1. Consume Nutrient-Dense Foods
Try to prevent insulin dips by consuming healthier foods instead of processed ones. Consume a balanced diet that includes:
- Lean protein, such as lentils, beans and skinless poultry
- Whole grains, including oats, quinoa, brown rice and whole-wheat foods
- Vegetables and fruits , including canned, frozen and fresh
- Healthy fats from nuts, olives, seeds and avocados
- Low-fat dairy or alternatives to dairy products
Limit your intake of sugar, salt, and saturated and trans fats. Refined carbohydrates like white pasta and white bread must be consumed in moderation or it is good to completely avoid them.
2. Eat Your Meals at Regular Intervals
Ghrelin is released, depending on the meal timings of a person. Adhering to a time schedule for meals helps prevent hunger pains since you eat before ghrelin significantly spikes. It would also be great if you can carry small nutrient-dense snacks along with you like fruits, nuts and other low-calorie snacks while traveling.
3. Stay Hydrated
You must sip water all the day. Aim to drink at least 8 glasses of water every day. Limit the consumption of coffee and alcohol as they are diuretics and might lead to dehydration.

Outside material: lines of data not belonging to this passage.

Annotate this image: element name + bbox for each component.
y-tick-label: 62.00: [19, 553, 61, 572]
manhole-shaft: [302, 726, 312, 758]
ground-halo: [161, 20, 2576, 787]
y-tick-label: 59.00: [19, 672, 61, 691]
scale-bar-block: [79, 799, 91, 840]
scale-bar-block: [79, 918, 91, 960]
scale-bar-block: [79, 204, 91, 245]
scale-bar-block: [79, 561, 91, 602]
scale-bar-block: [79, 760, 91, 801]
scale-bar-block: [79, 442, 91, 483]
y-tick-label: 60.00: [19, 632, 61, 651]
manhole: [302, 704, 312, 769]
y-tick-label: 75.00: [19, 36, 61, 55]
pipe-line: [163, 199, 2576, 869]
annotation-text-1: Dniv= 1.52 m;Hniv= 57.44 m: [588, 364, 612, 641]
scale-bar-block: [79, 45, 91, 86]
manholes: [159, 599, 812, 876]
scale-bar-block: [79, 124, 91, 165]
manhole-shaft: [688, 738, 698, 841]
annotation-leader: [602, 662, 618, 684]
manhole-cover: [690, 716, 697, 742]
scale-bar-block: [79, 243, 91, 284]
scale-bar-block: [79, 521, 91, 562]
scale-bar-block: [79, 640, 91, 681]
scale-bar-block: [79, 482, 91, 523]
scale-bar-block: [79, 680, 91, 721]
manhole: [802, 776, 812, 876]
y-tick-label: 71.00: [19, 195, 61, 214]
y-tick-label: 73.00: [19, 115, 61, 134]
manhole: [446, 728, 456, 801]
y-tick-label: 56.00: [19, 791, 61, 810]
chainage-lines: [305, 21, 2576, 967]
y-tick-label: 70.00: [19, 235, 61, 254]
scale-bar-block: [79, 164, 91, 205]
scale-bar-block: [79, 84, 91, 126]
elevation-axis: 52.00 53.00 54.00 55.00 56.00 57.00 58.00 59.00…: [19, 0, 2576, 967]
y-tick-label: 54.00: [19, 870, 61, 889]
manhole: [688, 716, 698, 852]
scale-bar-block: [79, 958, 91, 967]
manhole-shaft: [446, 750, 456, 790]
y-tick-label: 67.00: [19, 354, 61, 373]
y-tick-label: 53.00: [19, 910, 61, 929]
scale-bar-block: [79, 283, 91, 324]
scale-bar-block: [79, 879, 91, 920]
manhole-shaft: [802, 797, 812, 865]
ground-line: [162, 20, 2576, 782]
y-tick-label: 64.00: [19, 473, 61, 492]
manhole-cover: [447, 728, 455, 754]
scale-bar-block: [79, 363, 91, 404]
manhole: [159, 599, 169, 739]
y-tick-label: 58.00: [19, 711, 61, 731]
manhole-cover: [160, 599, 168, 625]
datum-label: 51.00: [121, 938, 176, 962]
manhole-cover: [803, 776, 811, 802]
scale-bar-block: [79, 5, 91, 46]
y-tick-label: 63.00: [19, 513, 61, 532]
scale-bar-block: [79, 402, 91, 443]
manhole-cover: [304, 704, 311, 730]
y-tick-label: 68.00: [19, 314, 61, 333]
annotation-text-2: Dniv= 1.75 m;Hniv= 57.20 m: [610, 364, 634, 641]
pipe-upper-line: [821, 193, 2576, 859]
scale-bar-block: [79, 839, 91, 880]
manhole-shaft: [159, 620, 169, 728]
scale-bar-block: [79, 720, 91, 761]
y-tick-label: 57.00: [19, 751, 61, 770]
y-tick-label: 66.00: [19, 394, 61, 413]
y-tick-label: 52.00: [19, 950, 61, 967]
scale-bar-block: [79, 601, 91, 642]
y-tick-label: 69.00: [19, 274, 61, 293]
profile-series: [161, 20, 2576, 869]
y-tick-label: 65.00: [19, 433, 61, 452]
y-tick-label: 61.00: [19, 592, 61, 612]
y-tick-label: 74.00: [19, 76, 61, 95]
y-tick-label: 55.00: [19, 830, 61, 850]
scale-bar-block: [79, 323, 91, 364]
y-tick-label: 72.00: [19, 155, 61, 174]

4. Consume Low-Calorie Foods
Certain low-calorie foods are otherwise high-volume, i.e., that they actually fill up the stomach. A fuller stomach means that ghrelin would not spike, which alleviates hunger pangs. These foods include steamed vegetables, vegetable soups, green smoothies and salads.
5. Eat Thoughtfully
Focus on the texture and taste of every bite that you take in while having your meal. It is best to properly chew your food. Don’t watch television while you are eating as you would end up eating more than what is required.
6. Distract Yourself
If you feel your hunger pains are emotional and not physical, you should try to distract yourself. Consider walking, reading, dancing, socializing and working.
Know When To Get Medical Assistance
If your hunger pains persist, even if after a meal, it might be an indication of a gastrointestinal infection or some disorder. In such a case, you must visit a doctor if in addition to hunger pains, you are experiencing the following symptoms:
- Sudden changes in weight
- Sleep difficulties
Hunger pains are a natural reaction to an empty stomach. They might also be due to other health conditions, including sleep deprivation, anxiety and dehydration. Hunger pain usually subside when you eat. It would be best to alleviate hunger pains to stick to your weight loss goals.